Questa concezione dell’arte come ministero trasforma radicalmente lo status dell’opera. I suoi dipinti non sono più oggetti di contemplazione estetica, ma strumenti di trasformazione spirituale. Invitano lo spettatore a un’esperienza che va oltre il semplice piacere visivo per toccare questioni esistenziali fondamentali.
In Singer of Psalm (2020), le molteplici bocche aperte del personaggio evocano un coro da sole, trasformando il ritratto individuale in celebrazione collettiva. Questa moltiplicazione degli elementi facciali, ricorrente nell’opera di Tramaine, può essere letta come metafora della comunità ecclesiale: siamo tutti uno in Cristo, ma ciascuno conserva la propria specificità.
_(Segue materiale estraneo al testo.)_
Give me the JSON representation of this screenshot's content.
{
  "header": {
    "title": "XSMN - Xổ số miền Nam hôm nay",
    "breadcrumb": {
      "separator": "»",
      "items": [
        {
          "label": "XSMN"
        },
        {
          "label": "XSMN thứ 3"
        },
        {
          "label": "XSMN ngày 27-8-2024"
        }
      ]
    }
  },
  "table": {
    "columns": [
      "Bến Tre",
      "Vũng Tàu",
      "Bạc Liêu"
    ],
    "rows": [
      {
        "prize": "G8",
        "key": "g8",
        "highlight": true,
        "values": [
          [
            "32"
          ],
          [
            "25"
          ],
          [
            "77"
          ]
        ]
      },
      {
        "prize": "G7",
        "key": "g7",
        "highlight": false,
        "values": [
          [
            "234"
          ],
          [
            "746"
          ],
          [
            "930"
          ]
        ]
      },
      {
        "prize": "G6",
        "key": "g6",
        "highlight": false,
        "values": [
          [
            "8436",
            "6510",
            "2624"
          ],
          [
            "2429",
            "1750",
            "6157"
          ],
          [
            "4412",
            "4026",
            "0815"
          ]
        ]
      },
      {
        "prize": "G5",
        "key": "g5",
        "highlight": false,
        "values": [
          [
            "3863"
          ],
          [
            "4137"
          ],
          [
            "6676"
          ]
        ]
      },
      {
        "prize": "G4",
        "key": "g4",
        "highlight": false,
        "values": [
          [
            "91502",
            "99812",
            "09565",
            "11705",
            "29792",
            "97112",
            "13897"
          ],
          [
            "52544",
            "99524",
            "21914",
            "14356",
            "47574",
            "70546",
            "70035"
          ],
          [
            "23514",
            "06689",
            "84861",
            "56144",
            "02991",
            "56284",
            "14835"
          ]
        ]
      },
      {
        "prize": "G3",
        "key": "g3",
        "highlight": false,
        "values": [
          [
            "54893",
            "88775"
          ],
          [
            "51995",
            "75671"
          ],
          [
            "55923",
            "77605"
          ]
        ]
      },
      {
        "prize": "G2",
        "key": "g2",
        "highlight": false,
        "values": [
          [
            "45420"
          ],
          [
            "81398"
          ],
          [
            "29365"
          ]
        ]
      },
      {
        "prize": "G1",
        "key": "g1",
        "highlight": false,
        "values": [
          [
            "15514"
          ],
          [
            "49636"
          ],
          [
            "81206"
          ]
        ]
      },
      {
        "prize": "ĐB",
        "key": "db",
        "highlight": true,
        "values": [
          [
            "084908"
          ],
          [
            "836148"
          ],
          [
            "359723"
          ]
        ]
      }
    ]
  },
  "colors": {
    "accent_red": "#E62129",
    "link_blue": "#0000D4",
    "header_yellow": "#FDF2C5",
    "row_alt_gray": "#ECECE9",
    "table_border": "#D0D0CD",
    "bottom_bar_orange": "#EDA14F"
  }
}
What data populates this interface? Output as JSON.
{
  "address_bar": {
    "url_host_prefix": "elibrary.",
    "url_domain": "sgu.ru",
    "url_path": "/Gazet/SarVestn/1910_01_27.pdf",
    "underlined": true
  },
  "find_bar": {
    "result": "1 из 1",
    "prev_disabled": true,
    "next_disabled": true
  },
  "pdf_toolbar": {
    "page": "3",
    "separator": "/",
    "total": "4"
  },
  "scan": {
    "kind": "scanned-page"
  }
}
L’iscrizione di testi sui bordi delle sue tele, salmi, affermazioni spirituali e messaggi personali, rafforza questa dimensione liturgica. Queste parole, invisibili frontalmente, si rivelano solo allo spettatore che si prende il tempo di girare intorno all’opera, creando una sorta di pellegrinaggio pittorico.
Un linguaggio pittorico inedito
Ciò che colpisce nell’evoluzione recente dell’opera di Tramaine è la sua capacità di inventare un linguaggio pittorico proprio pur attingendo a diverse tradizioni. Le sue ultime tele, esposte nella mostra “Sweet Jesus!” (2024), segnano un’evoluzione significativa: le bocche dei suoi personaggi si aprono, rivelando file di denti multipli che evocano tanto il riso quanto il grido.
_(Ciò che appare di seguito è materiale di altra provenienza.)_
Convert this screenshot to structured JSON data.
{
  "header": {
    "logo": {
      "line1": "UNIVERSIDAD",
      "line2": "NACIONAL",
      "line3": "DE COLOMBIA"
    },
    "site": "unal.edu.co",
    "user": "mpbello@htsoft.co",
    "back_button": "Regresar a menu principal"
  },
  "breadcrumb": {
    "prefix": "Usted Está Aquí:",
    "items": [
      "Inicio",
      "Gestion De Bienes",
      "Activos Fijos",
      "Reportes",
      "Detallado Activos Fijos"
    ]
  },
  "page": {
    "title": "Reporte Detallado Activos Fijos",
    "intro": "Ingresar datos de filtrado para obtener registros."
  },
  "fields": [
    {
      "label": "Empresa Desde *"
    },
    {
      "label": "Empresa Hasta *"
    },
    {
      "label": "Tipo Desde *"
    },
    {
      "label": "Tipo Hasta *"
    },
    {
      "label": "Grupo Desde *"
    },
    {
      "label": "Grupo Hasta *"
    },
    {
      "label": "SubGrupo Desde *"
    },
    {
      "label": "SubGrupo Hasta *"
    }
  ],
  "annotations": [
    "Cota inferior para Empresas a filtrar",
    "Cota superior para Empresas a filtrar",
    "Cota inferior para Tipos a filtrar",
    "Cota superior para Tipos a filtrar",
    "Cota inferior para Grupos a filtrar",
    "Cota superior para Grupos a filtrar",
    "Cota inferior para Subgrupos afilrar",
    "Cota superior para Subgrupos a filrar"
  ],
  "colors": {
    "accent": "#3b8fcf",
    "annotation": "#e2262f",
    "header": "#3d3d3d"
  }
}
Questa trasformazione formale traduce una maturazione spirituale. Dove i suoi primi santi sembravano portare il peso del mondo sulle spalle, i nuovi sembrano pronti a prendere la parola, a testimoniare la loro fede con una gioia comunicativa. In Saint Sarai (2024), i tratti espressivi suggeriscono una donna che ha cose importanti da dire, che porta in sé la saggezza dei secoli.
Questa evoluzione stilistica si accompagna a una riflessione approfondita sul ruolo dell’arte nella società contemporanea. Tramaine non dipinge solo per sé stessa o per la sua comunità di fede; cerca di creare un “linguaggio futuro” che possa toccare le generazioni a venire. Così le sue tele diventano testimonianze per il futuro, messaggi di speranza lanciati in un mondo in cerca di senso.
Verso un’estetica della grazia
L’opera di Genesis Tramaine ci confronta con un’evidenza sconcertante: l’arte contemporanea ha in gran parte eliminato la dimensione spirituale a favore di un intellettualismo spesso sterile. Rivendicando la sua fede senza complessi, facendo della sua pratica artistica un atto di devozione, apre vie inesplorate e ridà all’arte la sua funzione primaria: toccare l’anima umana nel suo aspetto più profondo.
I suoi santi deformati, i suoi colori sgargianti, le sue composizioni traboccanti di energia ci ricordano che l’arte può ancora trasformare, elevare, confortare. In un mondo saturo di immagini, i suoi dipinti creano uno spazio di silenzio e raccoglimento che manca dolorosamente nella nostra epoca.
Tramaine non rivoluziona l’arte contemporanea; la rigenera insufflandole una dimensione spirituale autentica. Le sue tele sono inviti a uscire dalle nostre certezze estetiche per lasciarci sorprendere dalla grazia. E forse questo è il più bel dono che un’artista possa farci: ricordarci che l’arte, al di là di ogni discorso critico, rimane prima di tutto una questione di fede.
- Cooper, Martha. Subway Art. Thames & Hudson, 1984.
- Johnson, James Weldon. God’s Trombones: Seven Negro Sermons in Verse. Viking Press, 1927.